About BEAD

Dementia is usually considered a syndrome mainly attributed to older people that is, furthermore, not curable. However, over the last years it has become apparent that a third of dementia cases might be prevented by reducing certain risk factors. The aim of our project “Optimizing the Aging Brain? Situating Ethical Aspects of Dementia Prevention” (BEAD) is to identify new intricacies arising from dementia prevention and to dissect this novel understanding with regard to its underlying assumptions and norms. We further seek to analyze new dementia in its social, ethical, epistemological and technology-related implications by comparing the ramifications in three countries: Germany, Canada and Switzerland.

The emphasis of this project lies on understanding dementia prevention as a complex issue that must be addressed in a context-sensitive way. Not all risks can be attributed as solely the responsibility of the individual nor as a scientific problem, as it can be seen from risk factors such as educational inequality and social isolation. As a consequence, the analysis of risk factors might be less successful or even useless if structural factors are not taken into consideration. It becomes clear from this that dementia prevention must encompass the views of a wide range of people, not just a few experts – such as ethicists and natural scientists –, but also people involved with patient groups, political institutions, insurance agencies, etc. Therefore, we decided to adopt a comparative, qualitative empirical stakeholder interview study including scientists, technologists and public stakeholders. In addition, we carry out a comparative discourse analysis of significant public and policy documents to complement our findings (e.g., media coverage, policy guidelines). Moreover, we seek to unravel the situatedness of prevention-related factors in a hitherto predominantly medical understanding of dementia by conducting in-depth ethnographic research in a variety of settings.
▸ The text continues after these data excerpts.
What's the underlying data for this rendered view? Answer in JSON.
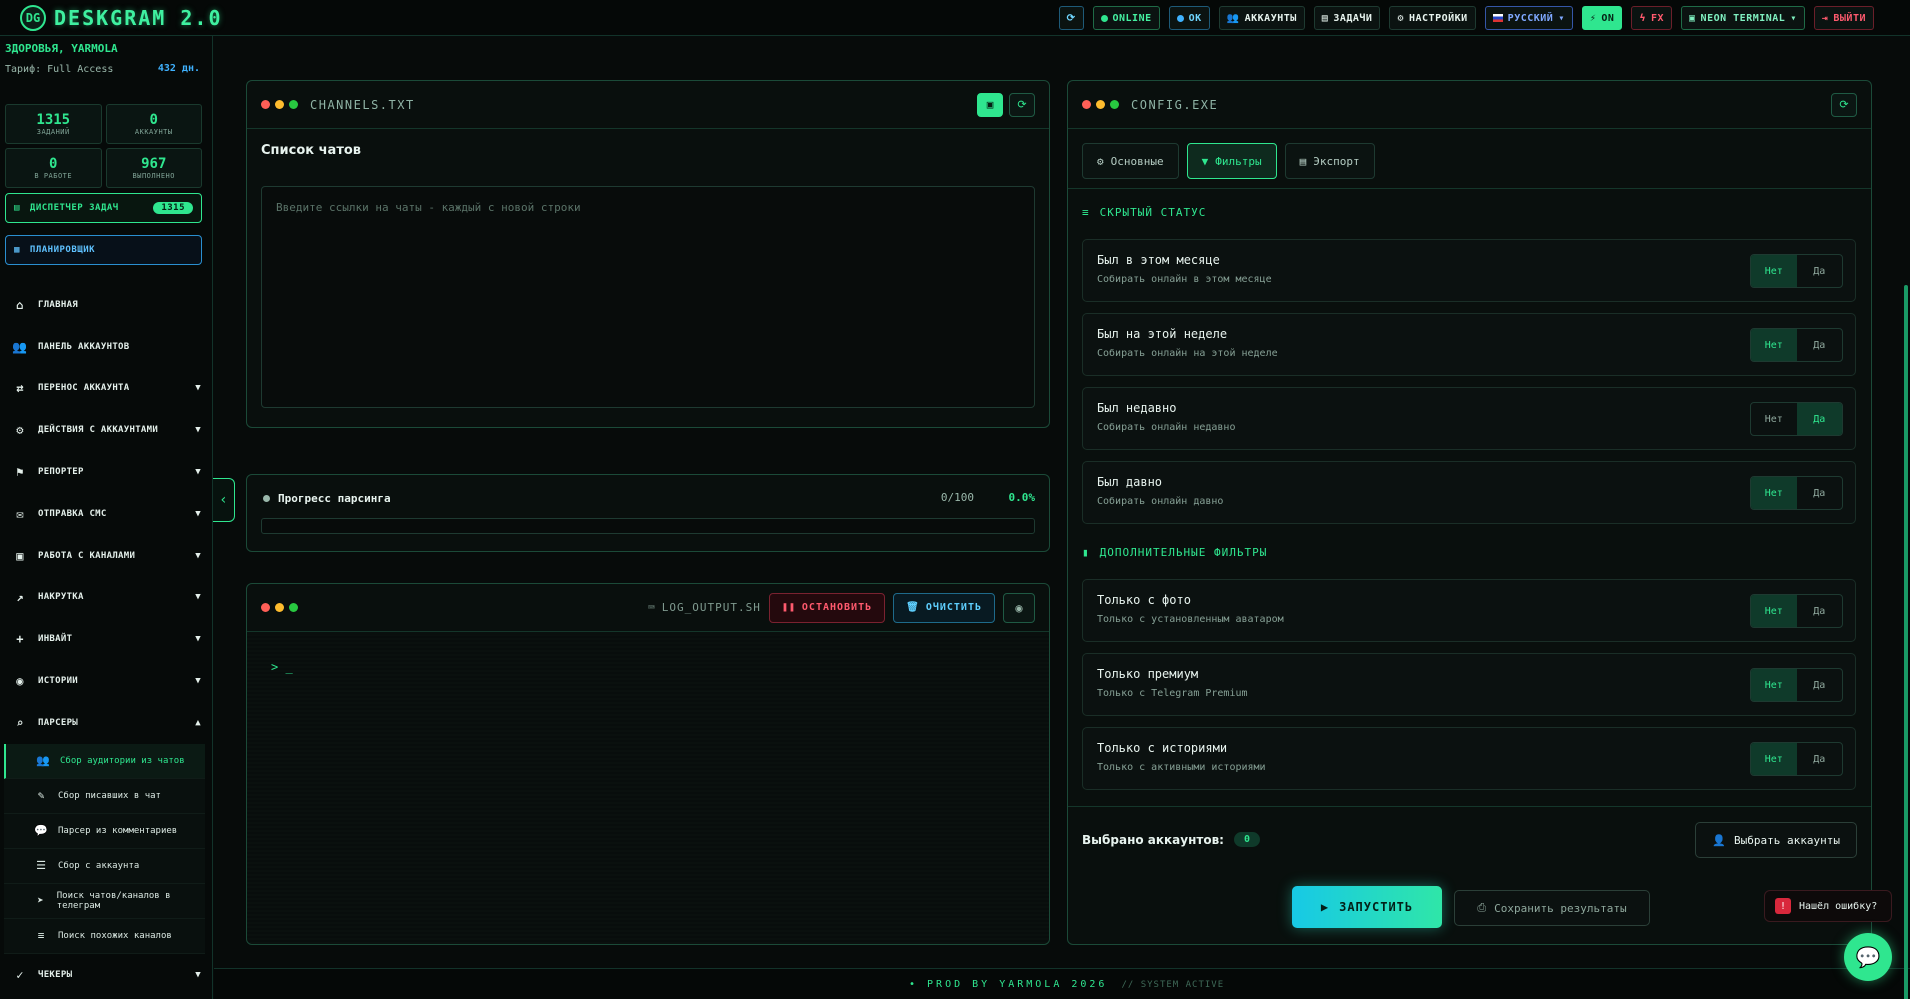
{
  "app": {
    "logo_mark": "DG",
    "title": "DESKGRAM 2.0"
  },
  "topbar": {
    "refresh_icon": "refresh-icon",
    "status_online": "ONLINE",
    "status_ok": "OK",
    "accounts": "АККАУНТЫ",
    "tasks": "ЗАДАЧИ",
    "settings": "НАСТРОЙКИ",
    "language": "РУССКИЙ",
    "fx_on": "ON",
    "fx": "FX",
    "theme": "NEON TERMINAL",
    "logout": "ВЫЙТИ"
  },
  "sidebar": {
    "greeting": "ЗДОРОВЬЯ, YARMOLA",
    "plan": "Тариф: Full Access",
    "days_left": "432 дн.",
    "stats": [
      {
        "value": "1315",
        "label": "ЗАДАНИЙ"
      },
      {
        "value": "0",
        "label": "АККАУНТЫ"
      },
      {
        "value": "0",
        "label": "В РАБОТЕ"
      },
      {
        "value": "967",
        "label": "ВЫПОЛНЕНО"
      }
    ],
    "task_manager": {
      "label": "ДИСПЕТЧЕР ЗАДАЧ",
      "count": "1315"
    },
    "scheduler": "ПЛАНИРОВЩИК",
    "nav": [
      {
        "label": "ГЛАВНАЯ",
        "icon": "home-icon"
      },
      {
        "label": "ПАНЕЛЬ АККАУНТОВ",
        "icon": "users-icon"
      },
      {
        "label": "ПЕРЕНОС АККАУНТА",
        "icon": "user-transfer-icon"
      },
      {
        "label": "ДЕЙСТВИЯ С АККАУНТАМИ",
        "icon": "user-gear-icon"
      },
      {
        "label": "РЕПОРТЕР",
        "icon": "flag-icon"
      },
      {
        "label": "ОТПРАВКА СМС",
        "icon": "message-icon"
      },
      {
        "label": "РАБОТА С КАНАЛАМИ",
        "icon": "briefcase-icon"
      },
      {
        "label": "НАКРУТКА",
        "icon": "chart-line-icon"
      },
      {
        "label": "ИНВАЙТ",
        "icon": "user-plus-icon"
      },
      {
        "label": "ИСТОРИИ",
        "icon": "camera-icon"
      },
      {
        "label": "ПАРСЕРЫ",
        "icon": "search-icon"
      }
    ],
    "parsers": [
      {
        "label": "Сбор аудитории из чатов",
        "icon": "users-icon"
      },
      {
        "label": "Сбор писавших в чат",
        "icon": "pen-icon"
      },
      {
        "label": "Парсер из комментариев",
        "icon": "comment-icon"
      },
      {
        "label": "Сбор с аккаунта",
        "icon": "user-list-icon"
      },
      {
        "label": "Поиск чатов/каналов в телеграм",
        "icon": "telegram-icon"
      },
      {
        "label": "Поиск похожих каналов",
        "icon": "database-icon"
      }
    ],
    "checkers": "ЧЕКЕРЫ"
  },
  "chats_panel": {
    "file": "CHANNELS.TXT",
    "title": "Список чатов",
    "placeholder": "Введите ссылки на чаты - каждый с новой строки"
  },
  "progress": {
    "label": "Прогресс парсинга",
    "count": "0/100",
    "percent": "0.0%",
    "value": 0
  },
  "log": {
    "file": "LOG_OUTPUT.SH",
    "stop": "ОСТАНОВИТЬ",
    "clear": "ОЧИСТИТЬ",
    "prompt": "> _"
  },
  "config": {
    "file": "CONFIG.EXE",
    "tabs": [
      "Основные",
      "Фильтры",
      "Экспорт"
    ],
    "active_tab": "Фильтры",
    "hidden_status_title": "СКРЫТЫЙ СТАТУС",
    "extra_filters_title": "ДОПОЛНИТЕЛЬНЫЕ ФИЛЬТРЫ",
    "toggle_no": "Нет",
    "toggle_yes": "Да",
    "hidden_status": [
      {
        "title": "Был в этом месяце",
        "desc": "Собирать онлайн в этом месяце",
        "value": "Нет"
      },
      {
        "title": "Был на этой неделе",
        "desc": "Собирать онлайн на этой неделе",
        "value": "Нет"
      },
      {
        "title": "Был недавно",
        "desc": "Собирать онлайн недавно",
        "value": "Да"
      },
      {
        "title": "Был давно",
        "desc": "Собирать онлайн давно",
        "value": "Нет"
      }
    ],
    "extra_filters": [
      {
        "title": "Только с фото",
        "desc": "Только с установленным аватаром",
        "value": "Нет"
      },
      {
        "title": "Только премиум",
        "desc": "Только с Telegram Premium",
        "value": "Нет"
      },
      {
        "title": "Только с историями",
        "desc": "Только с активными историями",
        "value": "Нет"
      }
    ],
    "selected_accounts_label": "Выбрано аккаунтов:",
    "selected_accounts": "0",
    "choose_accounts": "Выбрать аккаунты",
    "launch": "ЗАПУСТИТЬ",
    "save": "Сохранить результаты"
  },
  "footer": {
    "text": "• PROD BY YARMOLA 2026",
    "sub": "// SYSTEM ACTIVE"
  },
  "help": {
    "bug": "Нашёл ошибку?"
  },
  "colors": {
    "accent": "#2fe68f",
    "cyan": "#17c9e6",
    "danger": "#ff5a6e",
    "bg": "#070b0a"
  }
}
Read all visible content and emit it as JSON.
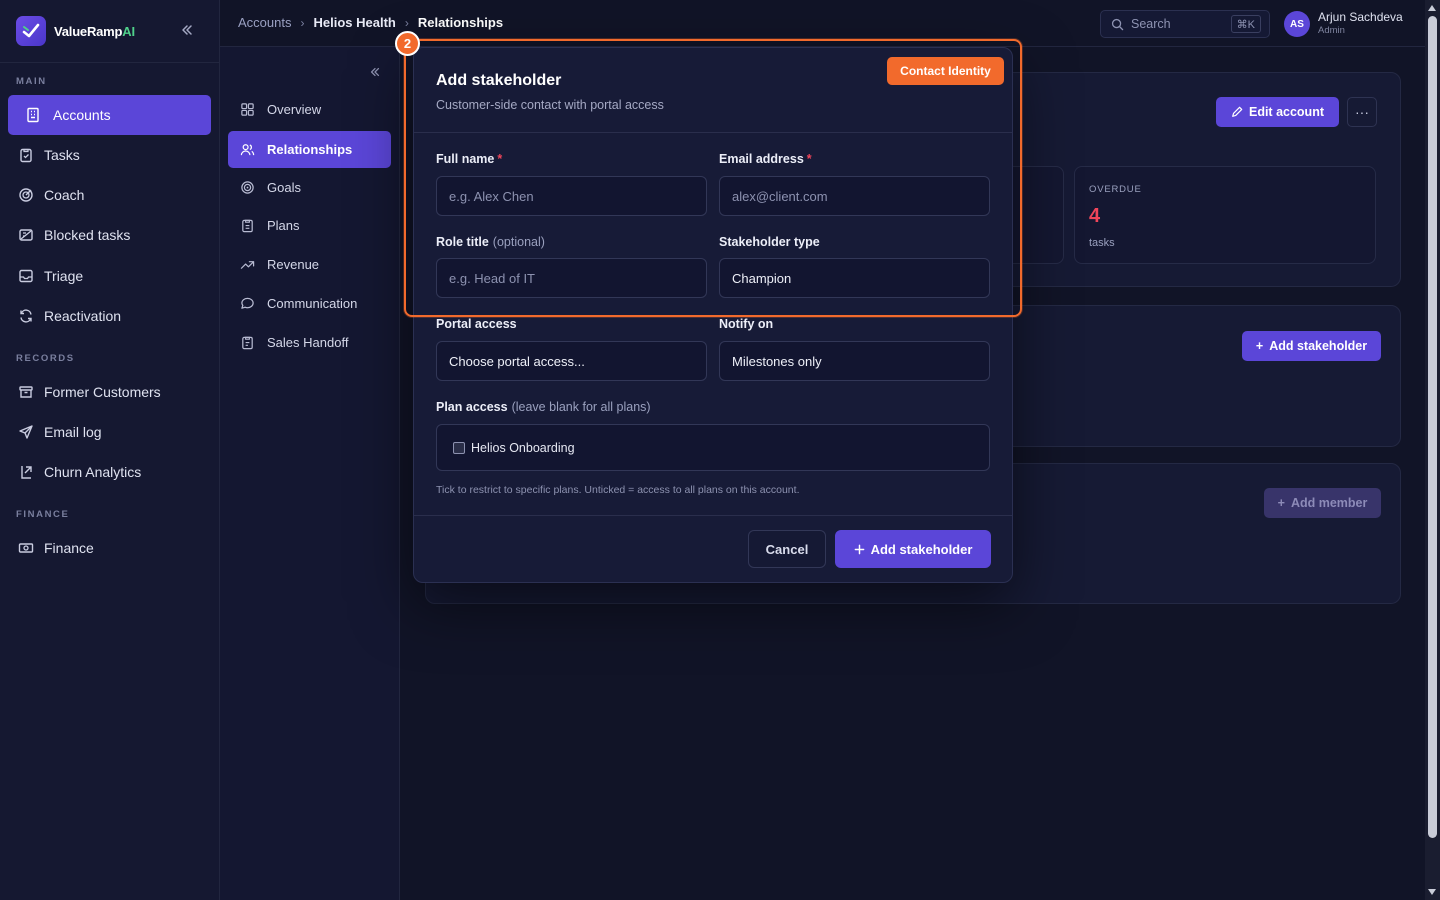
{
  "brand": {
    "name": "ValueRamp",
    "name_accent": "AI"
  },
  "sidebar": {
    "sections": {
      "main": "MAIN",
      "records": "RECORDS",
      "finance": "FINANCE"
    },
    "items": [
      {
        "label": "Accounts",
        "icon": "building-icon",
        "active": true
      },
      {
        "label": "Tasks",
        "icon": "clipboard-icon"
      },
      {
        "label": "Coach",
        "icon": "target-icon"
      },
      {
        "label": "Blocked tasks",
        "icon": "blocked-icon"
      },
      {
        "label": "Triage",
        "icon": "inbox-icon"
      },
      {
        "label": "Reactivation",
        "icon": "refresh-icon"
      },
      {
        "label": "Former Customers",
        "icon": "archive-icon"
      },
      {
        "label": "Email log",
        "icon": "send-icon"
      },
      {
        "label": "Churn Analytics",
        "icon": "analytics-icon"
      },
      {
        "label": "Finance",
        "icon": "money-icon"
      }
    ]
  },
  "subnav": {
    "items": [
      {
        "label": "Overview",
        "icon": "grid-icon"
      },
      {
        "label": "Relationships",
        "icon": "users-icon",
        "active": true
      },
      {
        "label": "Goals",
        "icon": "target-icon"
      },
      {
        "label": "Plans",
        "icon": "clipboard-icon"
      },
      {
        "label": "Revenue",
        "icon": "trend-icon"
      },
      {
        "label": "Communication",
        "icon": "chat-icon"
      },
      {
        "label": "Sales Handoff",
        "icon": "clipboard-check-icon"
      }
    ]
  },
  "header": {
    "breadcrumb": [
      "Accounts",
      "Helios Health",
      "Relationships"
    ],
    "search_placeholder": "Search",
    "search_shortcut": "⌘K",
    "user": {
      "initials": "AS",
      "name": "Arjun Sachdeva",
      "role": "Admin"
    }
  },
  "main": {
    "edit_account": "Edit account",
    "more": "···",
    "overdue": {
      "label": "OVERDUE",
      "value": "4",
      "sub": "tasks"
    },
    "add_stakeholder": "Add stakeholder",
    "add_member": "Add member"
  },
  "modal": {
    "title": "Add stakeholder",
    "subtitle": "Customer-side contact with portal access",
    "full_name": {
      "label": "Full name",
      "required": "*",
      "placeholder": "e.g. Alex Chen"
    },
    "email": {
      "label": "Email address",
      "required": "*",
      "placeholder": "alex@client.com"
    },
    "role_title": {
      "label": "Role title",
      "optional": "(optional)",
      "placeholder": "e.g. Head of IT"
    },
    "stakeholder_type": {
      "label": "Stakeholder type",
      "value": "Champion"
    },
    "portal_access": {
      "label": "Portal access",
      "value": "Choose portal access..."
    },
    "notify_on": {
      "label": "Notify on",
      "value": "Milestones only"
    },
    "plan_access": {
      "label": "Plan access",
      "hint": "(leave blank for all plans)",
      "option": "Helios Onboarding",
      "checked": false
    },
    "helper": "Tick to restrict to specific plans. Unticked = access to all plans on this account.",
    "cancel": "Cancel",
    "submit": "Add stakeholder"
  },
  "annotation": {
    "step": "2",
    "tag": "Contact Identity"
  },
  "colors": {
    "accent": "#5b46d8",
    "highlight": "#f26a2c",
    "danger": "#f0455a",
    "brand_ai": "#4fd08a"
  }
}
It is also clear that new developments in medicine and technology, such as early diagnosis and the improvement of medical treatment, can have an impact on preventive measures and lifestyle choices taken by individuals. Therefore, reactions to these measures can vary depending on personal circumstances and socio-cultural environments. Such new technologies of “self-optimization” – that are predicted to play a key role in the new dementia – are also distributed, accepted and integrated differently in different national contexts. We believe that related ethical issues are also highly context-dependent, an often-neglected perspective in bioethics.

Our objective is to provide a nuanced and empirically informed analysis of dementia prevention. In order to achieve this, the project’s methodology follows a combination of approaches that in its complementarity should not only map the current changes, but also critically appraise present understandings of dementia prevention. The project, therefore, works on

1. a comparative, qualitative empirical stakeholder interview study including scientists, technologists and public stakeholders,
2. a comparative discourse analysis of significant public and policy documents (e.g., media coverage, policy guidelines),
3. focused ethnographies that capture perspectives from everyday clinical and community life,
4. an integrative analysis of the epistemological, ethical, and social implications,
5. use of interdisciplinary methodologies (discourse analysis, ethnography, expert interviews from the perspectives of (bio-)ethics, medical anthropology, and philosophy) to develop a framework for ethical, social and policy aspects,
6. tailored knowledge translations for different stakeholders (the lay public, public stakeholders) for increasing understanding of the new dementia prevention.